Широко улыбаясь, Новицкий шагнул к Даховнику,

— Здравствуй, друг! — и по-мужски крепко поцеловал. На тумбочку положил переданные товарищами подарки. — Привет тебе, Лука, от бойцов дивизиона, от подполковника Германа.

— Спасибо, спасибо. Вот радость!

— А ты, вижу, лежишь бревном. Похудел-то как! — всматривался Новицкий в лицо друга. А у Луки щеки воскового цвета, синие дуги под глазами. Ноги, плечи — все в гипсе. — Да, здорово тебя тогда накрыло, — сочувственно говорил Хлебороб.

— Те раны — чепуха, — пояснил Лука. — Новые добавились.

— Каким образом?

— А вот слушай меня. Лежал я с месяц в медсанбате. Затем всех нас погрузили в санитарный поезд и повезли. Где-то на перегоне слышим: трах-бах! Бомбы. Вагон — вдребезги. И меня снова царапнуло.
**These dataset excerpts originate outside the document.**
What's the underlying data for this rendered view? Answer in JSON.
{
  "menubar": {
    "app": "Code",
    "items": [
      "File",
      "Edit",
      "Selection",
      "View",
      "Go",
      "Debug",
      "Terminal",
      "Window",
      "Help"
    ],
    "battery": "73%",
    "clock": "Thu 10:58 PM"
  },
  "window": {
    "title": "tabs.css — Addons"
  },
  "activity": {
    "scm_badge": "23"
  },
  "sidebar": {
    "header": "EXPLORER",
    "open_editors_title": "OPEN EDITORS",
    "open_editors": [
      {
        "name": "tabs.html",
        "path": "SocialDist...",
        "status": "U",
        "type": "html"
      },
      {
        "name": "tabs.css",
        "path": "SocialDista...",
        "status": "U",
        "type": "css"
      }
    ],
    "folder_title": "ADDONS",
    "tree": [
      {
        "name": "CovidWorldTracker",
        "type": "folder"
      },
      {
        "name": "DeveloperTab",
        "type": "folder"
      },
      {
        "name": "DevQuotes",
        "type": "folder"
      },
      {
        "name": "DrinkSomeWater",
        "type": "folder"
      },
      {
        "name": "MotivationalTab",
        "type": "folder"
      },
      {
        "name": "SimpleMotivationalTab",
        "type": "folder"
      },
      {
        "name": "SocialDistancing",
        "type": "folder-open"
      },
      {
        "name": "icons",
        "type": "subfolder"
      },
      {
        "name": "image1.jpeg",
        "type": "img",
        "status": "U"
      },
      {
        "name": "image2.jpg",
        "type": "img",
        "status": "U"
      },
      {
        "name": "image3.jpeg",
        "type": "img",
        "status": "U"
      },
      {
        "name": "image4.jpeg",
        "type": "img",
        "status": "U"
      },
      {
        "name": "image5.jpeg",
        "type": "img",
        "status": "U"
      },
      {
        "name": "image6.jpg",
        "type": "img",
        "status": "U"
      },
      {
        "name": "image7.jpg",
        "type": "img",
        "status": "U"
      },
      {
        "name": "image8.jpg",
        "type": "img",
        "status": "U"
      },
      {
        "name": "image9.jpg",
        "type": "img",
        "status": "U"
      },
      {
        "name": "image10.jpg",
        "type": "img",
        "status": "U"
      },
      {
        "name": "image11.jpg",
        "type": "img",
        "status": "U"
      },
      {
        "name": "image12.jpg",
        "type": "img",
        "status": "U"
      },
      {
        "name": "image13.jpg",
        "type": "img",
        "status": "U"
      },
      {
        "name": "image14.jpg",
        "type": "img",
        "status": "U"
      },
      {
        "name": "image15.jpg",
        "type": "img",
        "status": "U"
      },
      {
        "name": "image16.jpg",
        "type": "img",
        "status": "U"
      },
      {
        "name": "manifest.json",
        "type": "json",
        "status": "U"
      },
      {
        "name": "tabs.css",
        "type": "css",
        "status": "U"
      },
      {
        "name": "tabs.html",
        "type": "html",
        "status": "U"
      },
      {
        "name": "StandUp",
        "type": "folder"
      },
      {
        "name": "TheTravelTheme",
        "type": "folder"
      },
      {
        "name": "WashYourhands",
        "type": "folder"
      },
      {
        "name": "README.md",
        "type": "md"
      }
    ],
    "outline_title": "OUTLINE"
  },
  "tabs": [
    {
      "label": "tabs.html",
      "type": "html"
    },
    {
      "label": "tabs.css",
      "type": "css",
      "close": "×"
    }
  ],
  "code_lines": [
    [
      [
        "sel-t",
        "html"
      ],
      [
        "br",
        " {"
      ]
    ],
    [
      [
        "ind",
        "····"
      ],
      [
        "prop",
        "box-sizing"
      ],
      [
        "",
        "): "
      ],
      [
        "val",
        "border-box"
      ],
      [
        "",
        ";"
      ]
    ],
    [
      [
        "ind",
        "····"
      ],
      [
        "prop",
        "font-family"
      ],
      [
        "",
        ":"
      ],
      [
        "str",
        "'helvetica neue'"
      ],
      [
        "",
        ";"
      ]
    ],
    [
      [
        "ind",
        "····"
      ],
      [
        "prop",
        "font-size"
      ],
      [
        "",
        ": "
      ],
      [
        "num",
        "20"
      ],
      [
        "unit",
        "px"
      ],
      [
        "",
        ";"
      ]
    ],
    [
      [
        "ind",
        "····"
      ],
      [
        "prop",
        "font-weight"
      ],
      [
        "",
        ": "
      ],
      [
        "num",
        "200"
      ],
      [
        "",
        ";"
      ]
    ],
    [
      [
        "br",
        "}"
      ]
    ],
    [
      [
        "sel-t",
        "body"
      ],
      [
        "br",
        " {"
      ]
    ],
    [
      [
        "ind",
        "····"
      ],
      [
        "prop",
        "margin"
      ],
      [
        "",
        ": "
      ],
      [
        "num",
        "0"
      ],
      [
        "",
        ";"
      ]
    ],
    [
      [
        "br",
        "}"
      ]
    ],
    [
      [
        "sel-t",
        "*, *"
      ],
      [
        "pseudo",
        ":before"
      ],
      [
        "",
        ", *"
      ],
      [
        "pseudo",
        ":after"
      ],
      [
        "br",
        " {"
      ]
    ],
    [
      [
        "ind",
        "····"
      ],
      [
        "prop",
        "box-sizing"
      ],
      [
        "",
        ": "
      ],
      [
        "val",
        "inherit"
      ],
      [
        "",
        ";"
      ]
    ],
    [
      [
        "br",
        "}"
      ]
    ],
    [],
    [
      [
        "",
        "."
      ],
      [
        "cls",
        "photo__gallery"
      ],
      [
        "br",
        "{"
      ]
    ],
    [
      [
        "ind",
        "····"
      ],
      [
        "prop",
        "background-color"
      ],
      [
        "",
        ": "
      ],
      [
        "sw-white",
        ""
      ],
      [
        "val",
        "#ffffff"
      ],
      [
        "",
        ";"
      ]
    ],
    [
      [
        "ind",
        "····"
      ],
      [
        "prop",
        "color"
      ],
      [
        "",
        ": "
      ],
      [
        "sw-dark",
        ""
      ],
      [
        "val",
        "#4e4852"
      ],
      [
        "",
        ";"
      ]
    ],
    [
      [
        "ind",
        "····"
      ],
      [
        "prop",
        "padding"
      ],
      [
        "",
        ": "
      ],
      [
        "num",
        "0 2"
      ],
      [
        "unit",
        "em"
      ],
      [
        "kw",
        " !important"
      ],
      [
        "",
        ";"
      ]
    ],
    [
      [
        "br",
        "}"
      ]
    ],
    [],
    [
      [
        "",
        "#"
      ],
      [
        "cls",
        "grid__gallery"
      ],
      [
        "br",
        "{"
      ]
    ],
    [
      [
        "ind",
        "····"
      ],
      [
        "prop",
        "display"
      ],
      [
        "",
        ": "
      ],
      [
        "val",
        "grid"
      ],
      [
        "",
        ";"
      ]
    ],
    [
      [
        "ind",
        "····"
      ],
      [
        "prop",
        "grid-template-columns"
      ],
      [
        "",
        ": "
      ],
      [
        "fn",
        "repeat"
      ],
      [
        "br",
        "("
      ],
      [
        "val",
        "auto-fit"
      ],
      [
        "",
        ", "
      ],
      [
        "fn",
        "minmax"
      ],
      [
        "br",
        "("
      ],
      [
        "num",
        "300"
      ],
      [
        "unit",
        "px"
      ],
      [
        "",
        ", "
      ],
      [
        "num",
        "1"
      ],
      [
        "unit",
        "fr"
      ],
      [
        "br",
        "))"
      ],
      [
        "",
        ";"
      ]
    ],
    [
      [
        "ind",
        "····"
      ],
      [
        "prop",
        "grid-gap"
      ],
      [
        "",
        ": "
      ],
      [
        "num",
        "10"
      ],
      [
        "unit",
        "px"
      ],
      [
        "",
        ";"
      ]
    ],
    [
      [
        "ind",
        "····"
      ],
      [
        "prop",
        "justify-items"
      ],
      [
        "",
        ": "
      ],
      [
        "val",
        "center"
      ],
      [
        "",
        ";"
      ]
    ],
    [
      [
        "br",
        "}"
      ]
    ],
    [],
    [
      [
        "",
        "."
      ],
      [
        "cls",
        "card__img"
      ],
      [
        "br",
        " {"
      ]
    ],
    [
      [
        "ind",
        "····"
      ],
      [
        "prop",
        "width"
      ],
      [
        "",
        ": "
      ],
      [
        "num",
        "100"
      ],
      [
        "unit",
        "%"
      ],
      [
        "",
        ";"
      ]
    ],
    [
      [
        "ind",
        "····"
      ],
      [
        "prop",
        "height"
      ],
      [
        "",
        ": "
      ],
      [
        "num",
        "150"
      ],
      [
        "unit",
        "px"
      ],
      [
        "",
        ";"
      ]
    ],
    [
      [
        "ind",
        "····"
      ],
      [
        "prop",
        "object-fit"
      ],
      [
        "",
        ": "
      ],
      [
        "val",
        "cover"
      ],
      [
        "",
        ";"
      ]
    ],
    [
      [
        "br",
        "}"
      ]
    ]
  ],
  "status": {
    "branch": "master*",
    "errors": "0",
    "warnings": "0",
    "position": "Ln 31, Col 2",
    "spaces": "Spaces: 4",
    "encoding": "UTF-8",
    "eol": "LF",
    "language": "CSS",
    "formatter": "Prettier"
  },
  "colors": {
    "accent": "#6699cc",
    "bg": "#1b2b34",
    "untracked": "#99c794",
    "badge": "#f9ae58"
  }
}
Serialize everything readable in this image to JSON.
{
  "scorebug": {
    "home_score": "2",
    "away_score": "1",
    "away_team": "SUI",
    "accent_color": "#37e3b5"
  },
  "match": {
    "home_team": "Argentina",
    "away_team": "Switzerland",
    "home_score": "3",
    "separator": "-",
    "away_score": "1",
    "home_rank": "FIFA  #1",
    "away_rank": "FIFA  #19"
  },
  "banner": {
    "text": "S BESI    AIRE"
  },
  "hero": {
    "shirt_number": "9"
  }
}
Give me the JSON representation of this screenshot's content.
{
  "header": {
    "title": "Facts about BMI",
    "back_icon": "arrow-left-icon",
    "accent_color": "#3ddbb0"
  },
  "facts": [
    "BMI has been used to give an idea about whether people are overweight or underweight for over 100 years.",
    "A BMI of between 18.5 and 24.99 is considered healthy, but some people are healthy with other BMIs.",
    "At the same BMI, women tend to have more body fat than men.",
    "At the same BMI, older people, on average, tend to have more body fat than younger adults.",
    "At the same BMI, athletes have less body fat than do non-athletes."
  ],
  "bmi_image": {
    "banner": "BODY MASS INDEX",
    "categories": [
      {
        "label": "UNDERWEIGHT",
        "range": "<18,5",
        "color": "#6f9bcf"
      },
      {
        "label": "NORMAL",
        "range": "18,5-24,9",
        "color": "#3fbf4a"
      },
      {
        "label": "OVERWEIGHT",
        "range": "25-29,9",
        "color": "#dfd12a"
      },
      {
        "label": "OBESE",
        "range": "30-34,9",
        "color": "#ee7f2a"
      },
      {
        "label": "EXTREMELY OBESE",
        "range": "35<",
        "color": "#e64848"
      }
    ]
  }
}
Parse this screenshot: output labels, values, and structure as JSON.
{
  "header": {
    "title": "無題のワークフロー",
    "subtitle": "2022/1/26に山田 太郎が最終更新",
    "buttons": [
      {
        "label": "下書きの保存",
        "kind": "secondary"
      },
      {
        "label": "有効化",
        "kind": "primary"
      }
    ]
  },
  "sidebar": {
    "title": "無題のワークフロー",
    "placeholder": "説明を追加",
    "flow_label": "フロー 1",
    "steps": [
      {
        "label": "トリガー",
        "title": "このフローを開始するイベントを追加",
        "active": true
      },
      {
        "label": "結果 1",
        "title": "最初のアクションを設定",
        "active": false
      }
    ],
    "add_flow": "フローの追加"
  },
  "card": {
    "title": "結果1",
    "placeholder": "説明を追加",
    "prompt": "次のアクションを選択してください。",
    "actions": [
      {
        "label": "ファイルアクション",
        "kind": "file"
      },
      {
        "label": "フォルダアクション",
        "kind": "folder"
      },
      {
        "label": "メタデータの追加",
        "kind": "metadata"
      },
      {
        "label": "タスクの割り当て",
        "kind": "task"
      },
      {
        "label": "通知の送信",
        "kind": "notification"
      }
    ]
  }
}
— Все потому, что фашистские самолеты разгуливают привольно, — донесся из угла палаты хрипловатый басок.

— Как это привольно? — возмутился Даховник. — А сколько их под Москвой пристукнули, да и на других участках фронта?

— Но ваш-то эшелон подковырнули и показали хвосты, — послышался тот же хрипловатый голос. — Так что, старшой, помолчи, коль ты зенитчик!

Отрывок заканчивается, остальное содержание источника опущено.